Ms Miller ends her article on a stark note:
“When in 2020 a Swedish linguist named Charlotte Hommerberg studied how advanced cancer patients describe their experience, she found that they used 'battle' and 'journey' like everyone else. But most also used a third metaphor that conveyed not progress, fight, or hope. They said that cancer was like 'imprisonment,' a feeling of being stuck – like a 'free bird in a cage,' one person wrote. Powerless and going nowhere.”
Let journeys be journeys. And reality be reality.
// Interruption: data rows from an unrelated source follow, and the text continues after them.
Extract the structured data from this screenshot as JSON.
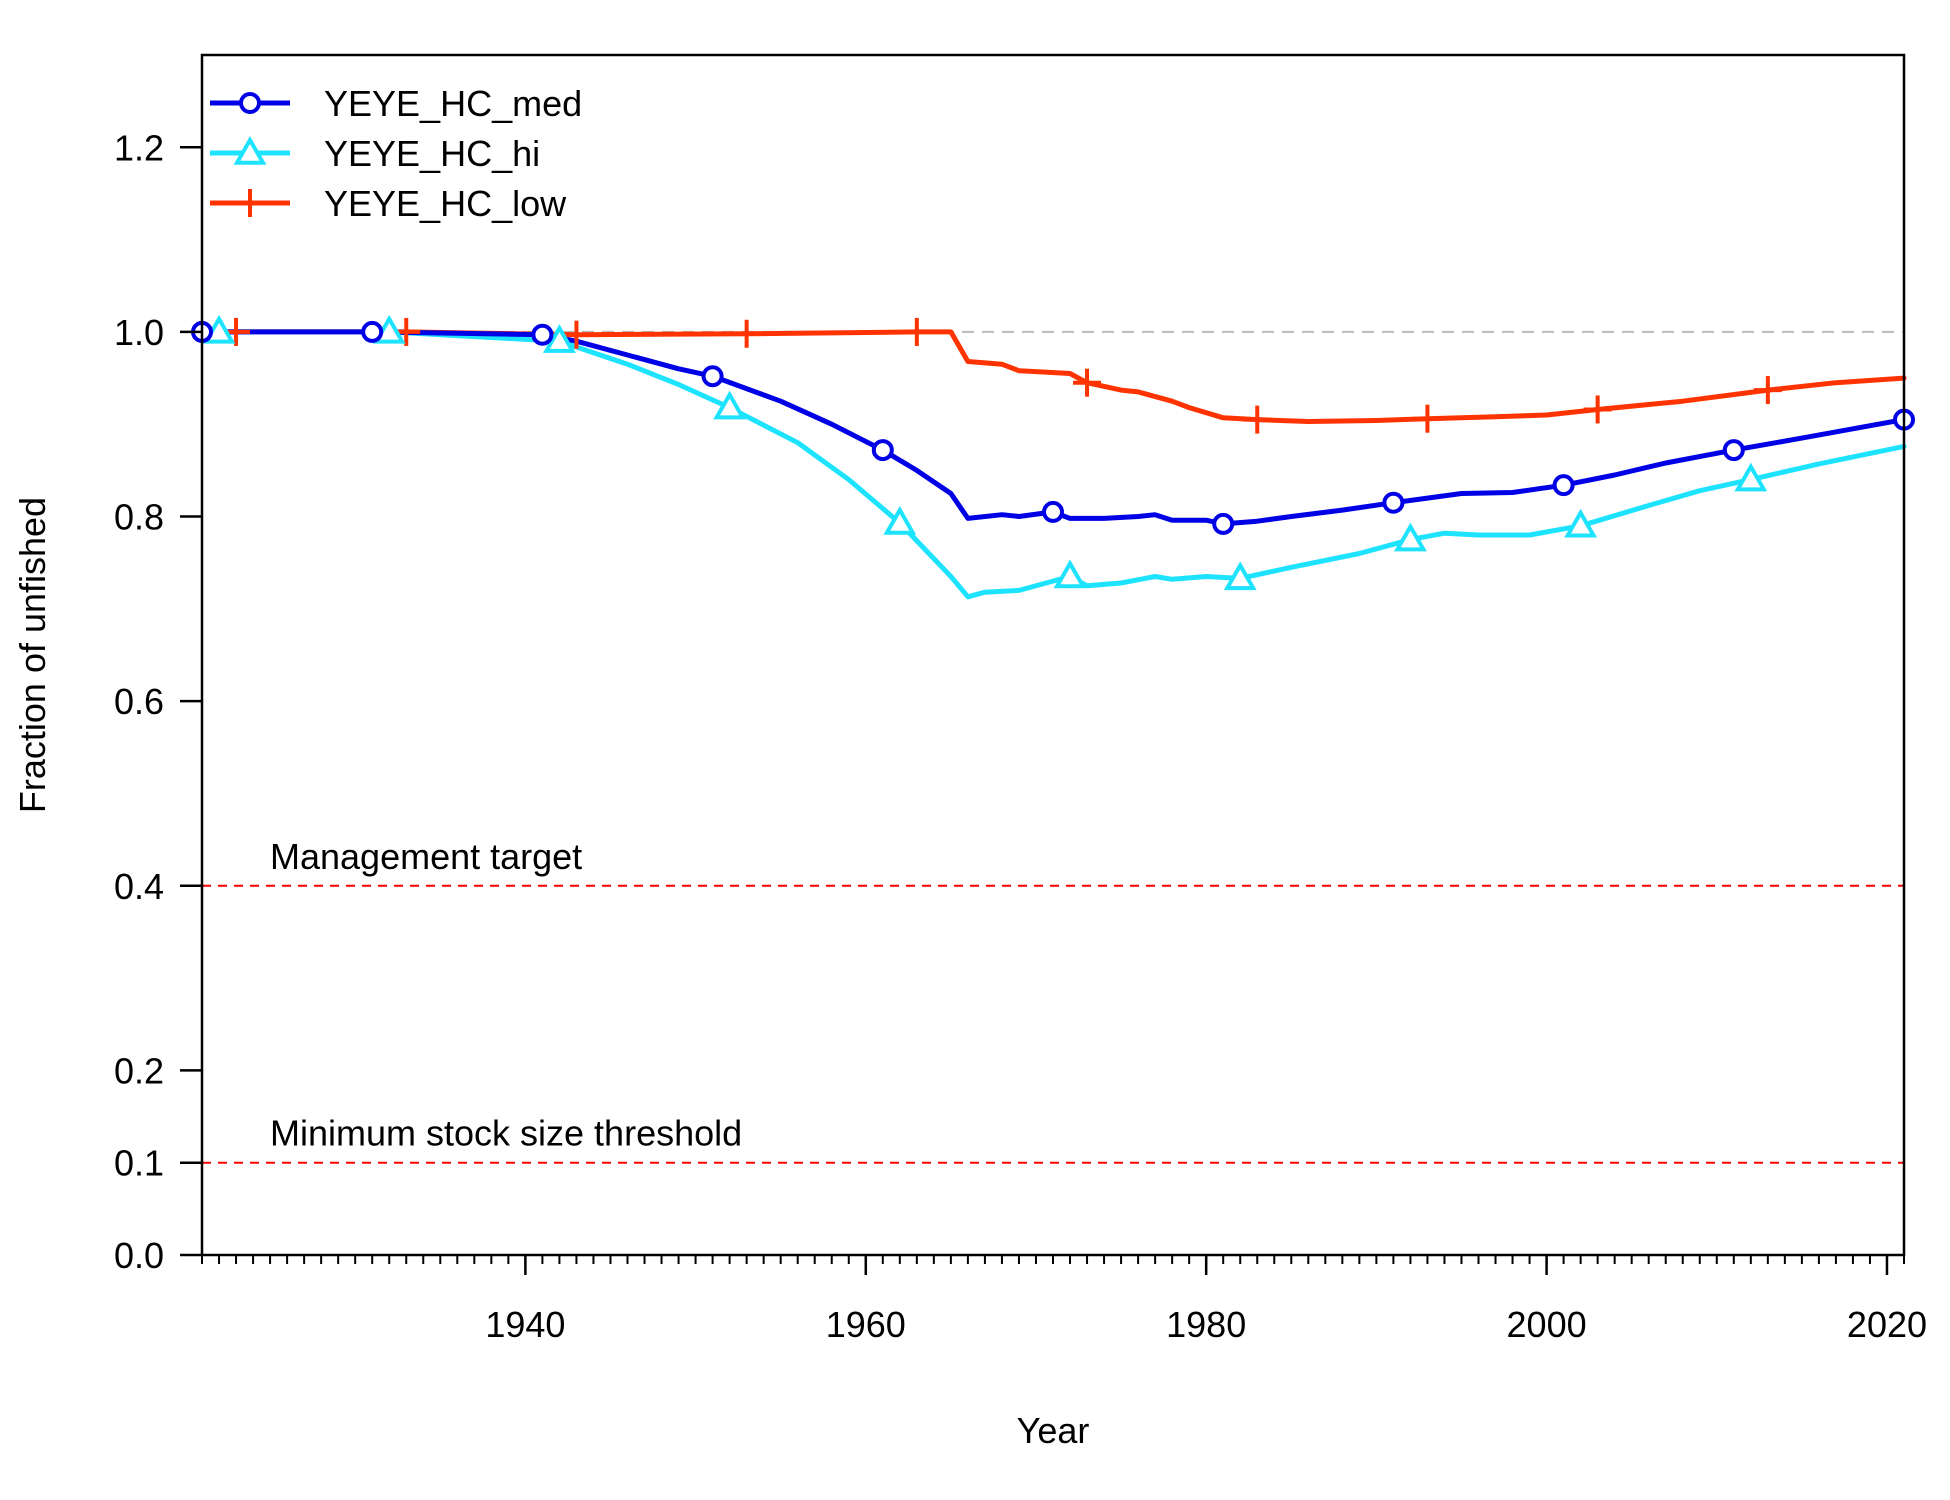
{
  "chart_data": {
    "type": "line",
    "title": "",
    "xlabel": "Year",
    "ylabel": "Fraction of unfished",
    "xlim": [
      1921,
      2021
    ],
    "ylim": [
      0,
      1.3
    ],
    "x_ticks": [
      1940,
      1960,
      1980,
      2000,
      2020
    ],
    "y_ticks": [
      0.0,
      0.1,
      0.2,
      0.4,
      0.6,
      0.8,
      1.0,
      1.2
    ],
    "x_tick_labels": [
      "1940",
      "1960",
      "1980",
      "2000",
      "2020"
    ],
    "y_tick_labels": [
      "0.0",
      "0.1",
      "0.2",
      "0.4",
      "0.6",
      "0.8",
      "1.0",
      "1.2"
    ],
    "legend_position": "top-left",
    "grid": false,
    "reference_lines": [
      {
        "y": 1.0,
        "color": "#bbbbbb",
        "style": "dashed",
        "label": ""
      },
      {
        "y": 0.4,
        "color": "#ff0000",
        "style": "dashed",
        "label": "Management target"
      },
      {
        "y": 0.1,
        "color": "#ff0000",
        "style": "dashed",
        "label": "Minimum stock size threshold"
      }
    ],
    "series": [
      {
        "name": "YEYE_HC_med",
        "color": "#0000e6",
        "marker": "circle",
        "marker_x": [
          1921,
          1931,
          1941,
          1951,
          1961,
          1971,
          1981,
          1991,
          2001,
          2011,
          2021
        ],
        "x": [
          1921,
          1931,
          1941,
          1943,
          1946,
          1949,
          1951,
          1955,
          1958,
          1961,
          1963,
          1965,
          1966,
          1968,
          1969,
          1971,
          1972,
          1974,
          1976,
          1977,
          1978,
          1980,
          1981,
          1983,
          1985,
          1988,
          1991,
          1993,
          1995,
          1998,
          2001,
          2004,
          2007,
          2011,
          2015,
          2018,
          2021
        ],
        "y": [
          1.0,
          1.0,
          0.997,
          0.99,
          0.975,
          0.96,
          0.952,
          0.925,
          0.9,
          0.872,
          0.85,
          0.825,
          0.798,
          0.802,
          0.8,
          0.805,
          0.798,
          0.798,
          0.8,
          0.802,
          0.796,
          0.796,
          0.792,
          0.795,
          0.8,
          0.807,
          0.815,
          0.82,
          0.825,
          0.826,
          0.834,
          0.845,
          0.858,
          0.872,
          0.885,
          0.895,
          0.905
        ]
      },
      {
        "name": "YEYE_HC_hi",
        "color": "#1ee3ff",
        "marker": "triangle",
        "marker_x": [
          1922,
          1932,
          1942,
          1952,
          1962,
          1972,
          1982,
          1992,
          2002,
          2012
        ],
        "x": [
          1921,
          1922,
          1932,
          1942,
          1946,
          1949,
          1952,
          1956,
          1959,
          1962,
          1965,
          1966,
          1967,
          1969,
          1972,
          1973,
          1975,
          1977,
          1978,
          1980,
          1982,
          1985,
          1989,
          1992,
          1994,
          1996,
          1999,
          2002,
          2006,
          2009,
          2012,
          2016,
          2021
        ],
        "y": [
          1.0,
          1.0,
          1.0,
          0.99,
          0.965,
          0.943,
          0.918,
          0.88,
          0.84,
          0.793,
          0.735,
          0.713,
          0.718,
          0.72,
          0.735,
          0.725,
          0.728,
          0.735,
          0.732,
          0.735,
          0.733,
          0.745,
          0.76,
          0.775,
          0.782,
          0.78,
          0.78,
          0.79,
          0.812,
          0.828,
          0.84,
          0.857,
          0.876
        ]
      },
      {
        "name": "YEYE_HC_low",
        "color": "#ff3300",
        "marker": "plus",
        "marker_x": [
          1923,
          1933,
          1943,
          1953,
          1963,
          1973,
          1983,
          1993,
          2003,
          2013
        ],
        "x": [
          1921,
          1923,
          1933,
          1943,
          1953,
          1963,
          1965,
          1966,
          1968,
          1969,
          1970,
          1972,
          1973,
          1975,
          1976,
          1978,
          1979,
          1981,
          1983,
          1986,
          1990,
          1993,
          1997,
          2000,
          2003,
          2008,
          2013,
          2017,
          2021
        ],
        "y": [
          1.0,
          1.0,
          1.0,
          0.997,
          0.998,
          1.0,
          1.0,
          0.968,
          0.965,
          0.958,
          0.957,
          0.955,
          0.945,
          0.937,
          0.935,
          0.925,
          0.918,
          0.907,
          0.905,
          0.903,
          0.904,
          0.906,
          0.908,
          0.91,
          0.916,
          0.925,
          0.937,
          0.945,
          0.95
        ]
      }
    ]
  }
}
Miller, Lisa. “When Did Everything Become a ‘Journey?’” The New York Times, May, 16, 2024. https://www.nytimes.com/2024/05/13/well/health-journey.html#:~:text=%E2%80%9CI%20want%20to%20see%20the,not%20progress%2C%20fight%20or%20hope.n
Joe, you correctly focus on the bastardization of the word “journey.” I am focused on the debasement of the word “hero” which seems to have lost its meaning. A hero used to be a person admired for exceptional courage. Nowadays, many who are just performing their jobs are called heroes. As one example, while not to denigrate police, not all of them are heroes; only a few are. As another example, soldiers who are just doing their jobs without extraordinary acts of courage are not heroes; Audie Murphy was a hero. Just my opinion.
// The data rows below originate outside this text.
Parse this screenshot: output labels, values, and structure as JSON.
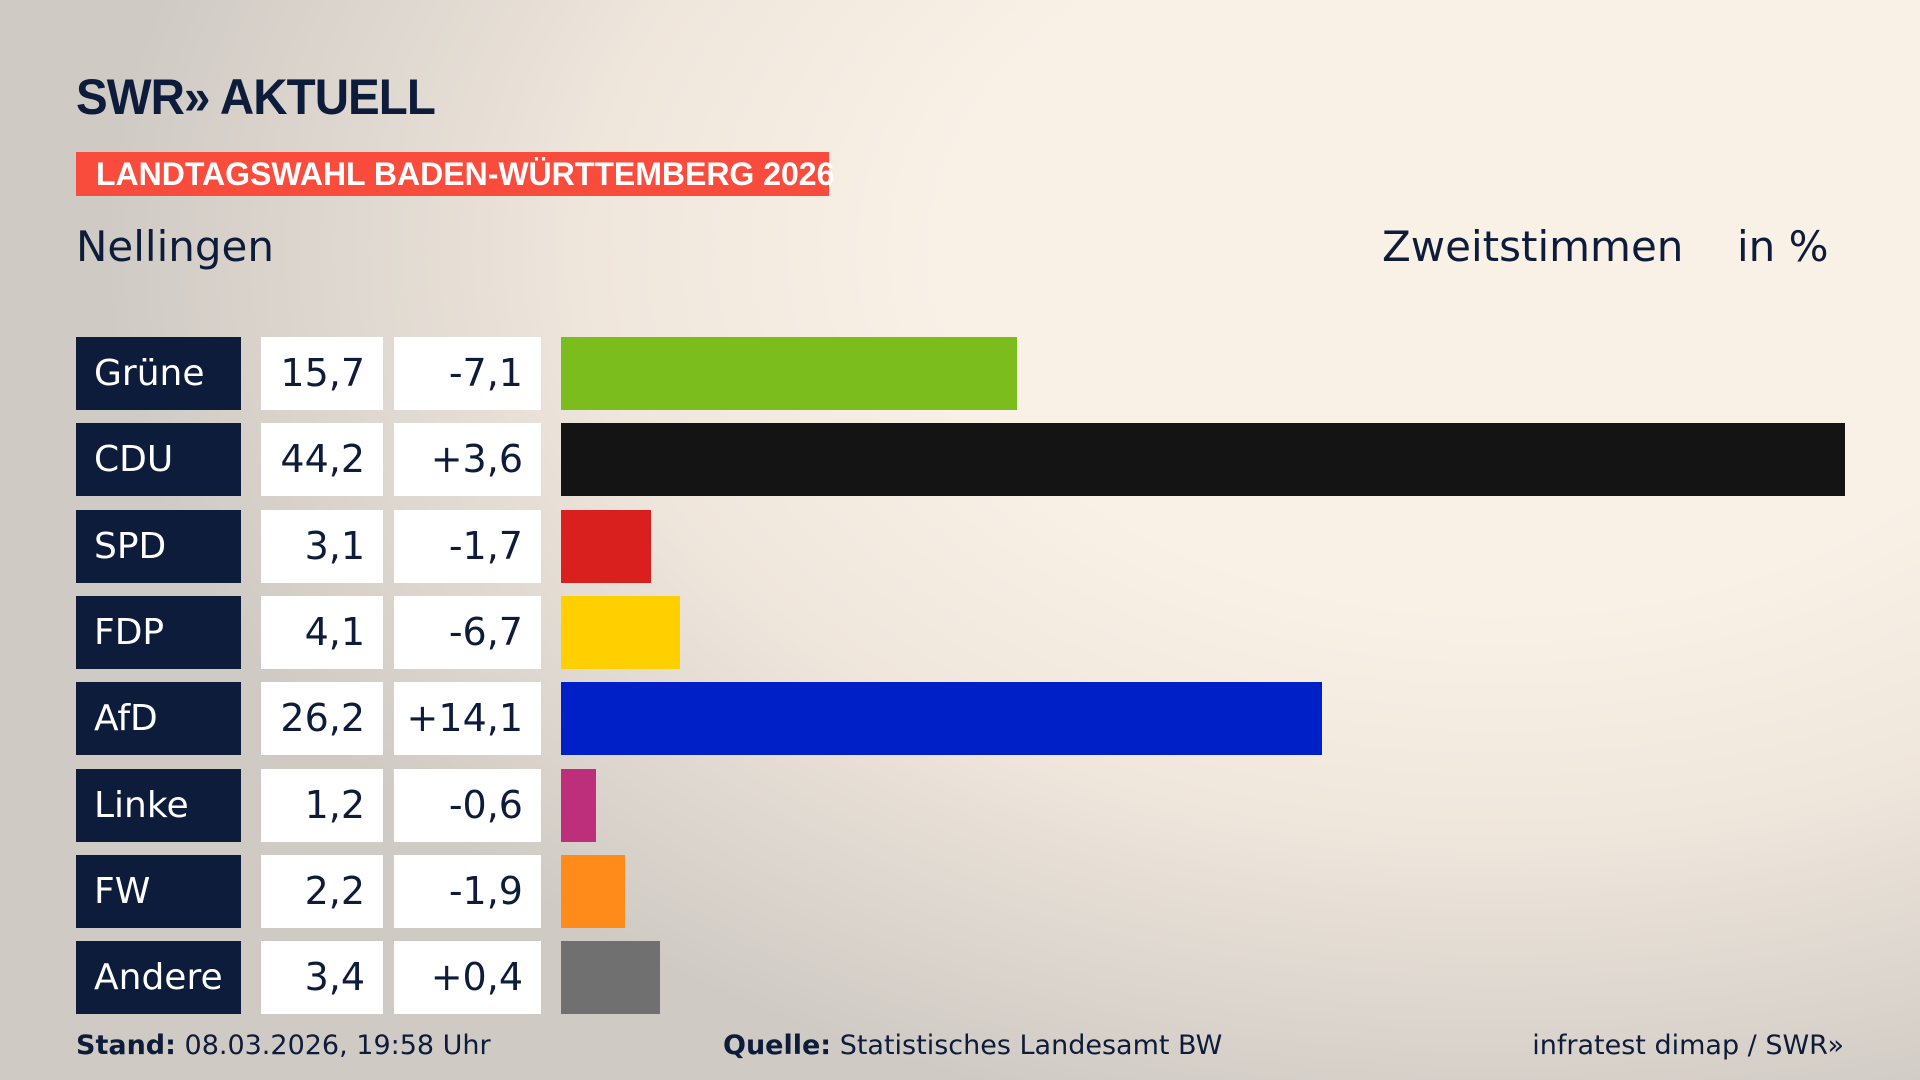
{
  "header": {
    "logo": "SWR» AKTUELL",
    "banner": "LANDTAGSWAHL BADEN-WÜRTTEMBERG 2026",
    "place": "Nellingen",
    "measure": "Zweitstimmen",
    "unit": "in %"
  },
  "chart_data": {
    "type": "bar",
    "orientation": "horizontal",
    "categories": [
      "Grüne",
      "CDU",
      "SPD",
      "FDP",
      "AfD",
      "Linke",
      "FW",
      "Andere"
    ],
    "values": [
      "15,7",
      "44,2",
      "3,1",
      "4,1",
      "26,2",
      "1,2",
      "2,2",
      "3,4"
    ],
    "numeric_values": [
      15.7,
      44.2,
      3.1,
      4.1,
      26.2,
      1.2,
      2.2,
      3.4
    ],
    "differences": [
      "-7,1",
      "+3,6",
      "-1,7",
      "-6,7",
      "+14,1",
      "-0,6",
      "-1,9",
      "+0,4"
    ],
    "colors": [
      "#7bbd1d",
      "#141414",
      "#d9201f",
      "#ffcf00",
      "#0020c7",
      "#bd2f7a",
      "#ff8c1a",
      "#707070"
    ]
  },
  "footer": {
    "stand_label": "Stand:",
    "stand_value": "08.03.2026, 19:58 Uhr",
    "source_label": "Quelle:",
    "source_value": "Statistisches Landesamt BW",
    "credit": "infratest dimap / SWR»"
  }
}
Delightful telling of how words might be misused to become way to general and, thereby, devoid of meaning. It reminded me of a George Carlin routine in which he resents the current use of the word "nice." "Have a nice day. That puts all the pressure on me. What if I want a rotten day? How am I supposed to have a nice day? She's nice. He's nice too. Nice is a flabby word. Doesn't give you a lot of information. Iit's like the response to 'how are you?' 'Fine.' Spagetti is fine.'" And so, I appreciate how we might tolerate banal statements as part of conversational commonplaces. But when our emotions are on edge, we want a bit of authenticity. This is one of your best postings.